Transdimensional Inversion for Earth’s Radial Mantle Viscosity Profile

Friday, 19 December 2014: 8:30 AM
Maxwell L Rudolph, Portland State University, Portland, OR, United States, Vedran Lekic, University of Maryland, Washington, DC, United States and Carolina R Lithgow-Bertelloni, University College London, London, United Kingdom
The long-wavelength non-hydrostatic geoid provides a strong constraint on the radial viscosity structure of Earth’s mantle. Past studies of mantle radial viscosity structure have generally imposed a substantial amount of prior information on the profile, such as prescribing the number of constant-viscosity layers and setting boundaries between layers having different viscosity to coincide with depths of major seismic discontinuities (e.g. at 410 and 660 km depth).
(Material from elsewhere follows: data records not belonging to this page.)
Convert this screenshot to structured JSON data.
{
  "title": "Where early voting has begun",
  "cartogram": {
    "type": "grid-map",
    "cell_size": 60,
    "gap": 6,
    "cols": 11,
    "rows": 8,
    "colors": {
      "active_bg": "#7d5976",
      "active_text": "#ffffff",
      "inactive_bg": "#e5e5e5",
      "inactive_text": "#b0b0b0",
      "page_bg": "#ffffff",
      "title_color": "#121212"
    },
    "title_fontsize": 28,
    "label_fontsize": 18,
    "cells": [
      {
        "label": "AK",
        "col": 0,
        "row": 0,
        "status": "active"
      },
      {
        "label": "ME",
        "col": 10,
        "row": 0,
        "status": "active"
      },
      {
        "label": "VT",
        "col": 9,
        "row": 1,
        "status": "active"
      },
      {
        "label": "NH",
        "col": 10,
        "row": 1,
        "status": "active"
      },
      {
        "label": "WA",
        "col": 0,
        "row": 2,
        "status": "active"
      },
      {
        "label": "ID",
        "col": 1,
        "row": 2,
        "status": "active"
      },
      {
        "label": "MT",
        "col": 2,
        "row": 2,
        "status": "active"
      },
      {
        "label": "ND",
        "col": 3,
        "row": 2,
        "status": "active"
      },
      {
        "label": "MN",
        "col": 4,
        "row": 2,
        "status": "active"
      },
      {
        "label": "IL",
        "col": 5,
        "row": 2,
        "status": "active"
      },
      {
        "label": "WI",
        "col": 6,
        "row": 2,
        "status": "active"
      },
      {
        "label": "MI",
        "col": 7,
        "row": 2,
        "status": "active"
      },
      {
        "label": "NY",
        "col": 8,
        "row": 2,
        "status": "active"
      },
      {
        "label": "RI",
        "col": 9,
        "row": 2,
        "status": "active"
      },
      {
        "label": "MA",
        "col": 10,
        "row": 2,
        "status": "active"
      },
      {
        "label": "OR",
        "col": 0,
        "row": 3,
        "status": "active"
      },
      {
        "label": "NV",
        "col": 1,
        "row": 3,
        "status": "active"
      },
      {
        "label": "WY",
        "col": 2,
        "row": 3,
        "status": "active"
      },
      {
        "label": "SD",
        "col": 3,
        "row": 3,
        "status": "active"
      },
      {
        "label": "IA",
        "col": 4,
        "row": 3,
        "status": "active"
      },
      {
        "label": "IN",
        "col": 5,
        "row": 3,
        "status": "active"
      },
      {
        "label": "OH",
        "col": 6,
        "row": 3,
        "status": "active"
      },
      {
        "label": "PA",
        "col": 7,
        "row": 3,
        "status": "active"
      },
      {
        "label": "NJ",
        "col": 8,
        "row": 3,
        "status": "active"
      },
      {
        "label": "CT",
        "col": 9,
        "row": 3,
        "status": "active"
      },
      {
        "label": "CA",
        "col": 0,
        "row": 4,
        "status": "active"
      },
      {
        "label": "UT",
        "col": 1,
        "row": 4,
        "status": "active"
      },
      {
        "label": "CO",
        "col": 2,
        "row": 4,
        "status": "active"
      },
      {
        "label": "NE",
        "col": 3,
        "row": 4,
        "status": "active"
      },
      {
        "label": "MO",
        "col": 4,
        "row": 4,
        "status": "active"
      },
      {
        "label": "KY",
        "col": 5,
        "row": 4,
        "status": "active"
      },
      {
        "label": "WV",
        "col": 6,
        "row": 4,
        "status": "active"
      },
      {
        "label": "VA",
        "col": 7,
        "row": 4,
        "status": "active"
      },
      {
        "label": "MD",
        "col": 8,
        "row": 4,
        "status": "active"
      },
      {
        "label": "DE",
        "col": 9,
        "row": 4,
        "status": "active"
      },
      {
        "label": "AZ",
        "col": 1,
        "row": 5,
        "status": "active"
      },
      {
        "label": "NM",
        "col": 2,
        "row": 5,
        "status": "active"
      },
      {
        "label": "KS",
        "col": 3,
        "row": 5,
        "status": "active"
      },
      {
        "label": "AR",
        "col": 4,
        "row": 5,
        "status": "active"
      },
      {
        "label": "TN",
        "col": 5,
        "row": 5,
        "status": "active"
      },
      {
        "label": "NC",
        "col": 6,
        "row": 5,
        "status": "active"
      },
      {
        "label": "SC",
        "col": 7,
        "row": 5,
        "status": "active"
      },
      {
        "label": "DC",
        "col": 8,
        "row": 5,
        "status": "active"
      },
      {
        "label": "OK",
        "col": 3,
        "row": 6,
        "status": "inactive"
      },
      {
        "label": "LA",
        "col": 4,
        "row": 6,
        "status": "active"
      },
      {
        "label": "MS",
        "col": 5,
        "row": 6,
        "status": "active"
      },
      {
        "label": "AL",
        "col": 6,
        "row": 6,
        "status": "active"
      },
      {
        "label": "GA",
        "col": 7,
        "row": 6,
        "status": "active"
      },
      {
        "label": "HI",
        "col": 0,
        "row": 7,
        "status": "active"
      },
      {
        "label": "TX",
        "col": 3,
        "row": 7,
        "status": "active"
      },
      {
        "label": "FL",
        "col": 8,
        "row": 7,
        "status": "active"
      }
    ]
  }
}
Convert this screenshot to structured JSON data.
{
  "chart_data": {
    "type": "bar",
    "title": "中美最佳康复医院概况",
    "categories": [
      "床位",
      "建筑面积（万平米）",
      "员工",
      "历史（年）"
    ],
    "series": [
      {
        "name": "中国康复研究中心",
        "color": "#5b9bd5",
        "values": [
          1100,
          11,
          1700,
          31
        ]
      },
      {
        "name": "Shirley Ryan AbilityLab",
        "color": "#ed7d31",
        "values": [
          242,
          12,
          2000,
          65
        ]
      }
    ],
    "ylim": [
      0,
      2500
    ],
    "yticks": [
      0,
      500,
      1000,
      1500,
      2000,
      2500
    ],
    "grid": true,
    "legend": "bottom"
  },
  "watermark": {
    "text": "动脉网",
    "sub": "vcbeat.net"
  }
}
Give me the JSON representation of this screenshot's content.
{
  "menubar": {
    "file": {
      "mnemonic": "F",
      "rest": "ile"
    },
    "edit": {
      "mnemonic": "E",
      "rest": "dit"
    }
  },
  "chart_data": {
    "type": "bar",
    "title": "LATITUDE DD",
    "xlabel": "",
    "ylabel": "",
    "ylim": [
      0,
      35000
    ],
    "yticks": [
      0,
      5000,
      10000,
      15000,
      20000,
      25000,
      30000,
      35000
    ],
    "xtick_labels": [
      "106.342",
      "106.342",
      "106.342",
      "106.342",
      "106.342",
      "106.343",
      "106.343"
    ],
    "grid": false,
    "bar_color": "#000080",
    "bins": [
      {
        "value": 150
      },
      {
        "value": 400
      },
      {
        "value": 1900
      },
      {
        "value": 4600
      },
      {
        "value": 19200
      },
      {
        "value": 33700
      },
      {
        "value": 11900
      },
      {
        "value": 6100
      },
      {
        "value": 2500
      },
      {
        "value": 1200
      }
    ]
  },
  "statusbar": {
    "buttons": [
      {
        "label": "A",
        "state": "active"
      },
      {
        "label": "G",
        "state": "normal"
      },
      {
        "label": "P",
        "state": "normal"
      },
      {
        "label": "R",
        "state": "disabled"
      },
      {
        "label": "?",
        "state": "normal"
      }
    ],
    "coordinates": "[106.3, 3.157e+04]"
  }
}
We use transdimensional, Bayesian inversion to infer mantle viscosity structures that are compatible with seismic tomographic models and observations of the non-hydrostatic geoid. The strength of the transdimensional approach is that the number of layers and depths of layer interfaces need not be specified at the outset and that an ensemble of solutions is obtained, representing a range of possible mantle viscosity structures consistent with the observational constraints provided by the geoid. We solve the equations of conservation of mass and momentum for a Newtonian fluid together with Poisson’s equation for the gravitational potential via propagator matrices. We calculate the geoid predicted for each trial viscosity structure, and we use density anomalies inferred from seismic velocity variations in the VS tomographic model SEMUCB-WM1 and the SMEAN average of tomographic models. We present results using both a constant velocity-to-density conversion factor as well as depth-dependent conversion factors based on self-consistent, thermodynamically-based predictions for pyrolitic mantle mineral assemblages. We find evidence for the existence of a low viscosity layer separating the upper and lower mantle, as well as for an increase in mantle viscosity at c. 1000 km depth. The viscosity profile we obtain has important implications for mantle convection, consistent with the apparent stagnation of slabs and deflection of plumes seen in the latest generation of global VP and VS tomographic models.